You Don’t Need a DNA Test to Know Your Ancestors
October 19, 2018
When I was a little girl, my teacher asked us to talk about our ancestors. We were supposed to ask our parents where our grandparents, or great-grandparents – as far back as we could go – where they come from. I didn’t have to ask my parents, I already knew. When the teacher called on me, I proudly answered, I knew my ancestors all the way back to Abraham. I am a direct relative of Abraham, you know, the Abraham of the Bible. The teacher was astounded at my audacity (I can still see her face) and asked me how I could be so sure. “Well, you know that Abraham’s grandson Jacob changed his name to Israel, don’t you? Jacob was the father of the children of Israel. That’s me, Debbie Israel! That’s how our family started.”

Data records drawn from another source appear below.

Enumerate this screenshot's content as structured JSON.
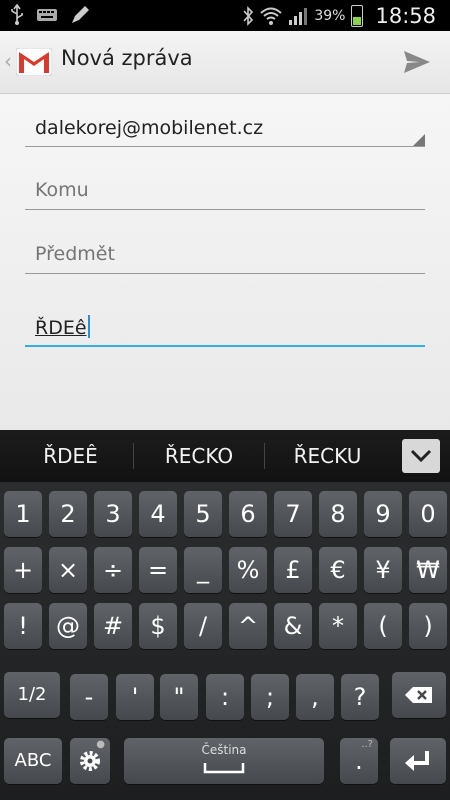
{
  "status_bar": {
    "battery_percent": "39%",
    "time": "18:58",
    "icons": [
      "usb-icon",
      "keyboard-icon",
      "pen-icon",
      "bluetooth-icon",
      "wifi-icon",
      "signal-icon",
      "battery-icon"
    ]
  },
  "action_bar": {
    "title": "Nová zpráva",
    "icons": [
      "back-chevron-icon",
      "gmail-icon",
      "send-icon"
    ]
  },
  "compose": {
    "from": "dalekorej@mobilenet.cz",
    "to_placeholder": "Komu",
    "subject_placeholder": "Předmět",
    "body_text": "ŘDEê"
  },
  "suggestions": [
    "ŘDEÊ",
    "ŘECKO",
    "ŘECKU"
  ],
  "keyboard": {
    "row1": [
      "1",
      "2",
      "3",
      "4",
      "5",
      "6",
      "7",
      "8",
      "9",
      "0"
    ],
    "row2": [
      "+",
      "×",
      "÷",
      "=",
      "_",
      "%",
      "£",
      "€",
      "¥",
      "₩"
    ],
    "row3": [
      "!",
      "@",
      "#",
      "$",
      "/",
      "^",
      "&",
      "*",
      "(",
      ")"
    ],
    "row4": [
      "1/2",
      "-",
      "'",
      "\"",
      ":",
      ";",
      ",",
      "?"
    ],
    "abc_label": "ABC",
    "space_label": "Čeština",
    "period_label": ".",
    "period_hint": "..?",
    "colors": {
      "key": "#55595d",
      "accent": "#33aee0",
      "cursor": "#2a8fd6"
    }
  }
}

Daring as it sounds, I was telling the truth as I knew it. I not only inherited the name. I also had been told all of my young life that Abraham was Avinu, our Father, and Sarah was Immanu, our Mother. To me, that connection is foundational to a lifelong association with Judaism. Abraham is our Father, Sarah is our Mother, we are the Children of Israel.
This week, we read the Torah portion entitled Lech Lecha, meaning “Go, you go!” Abraham is commanded by God to go to the “land I will show you” and make a great nation. We are the great nation that began with this chapter. We don’t need a DNA test to know that we are now reading the foundational story of our people.
A Warning Label for Noah and the Ark
October 12, 2018
This week’s Torah reading is a perennial favorite, Noah. It is a rare children’s library that doesn’t include several versions of the story, usually beginning with picture books. My personal favorite is Peter Spier’s version, which has no words, only water color interpretations. (You may know that in my previous career I was co-publisher and managing editor of NOAH’S ARK, A NEWSPAPER FOR JEWISH CHILDREN.)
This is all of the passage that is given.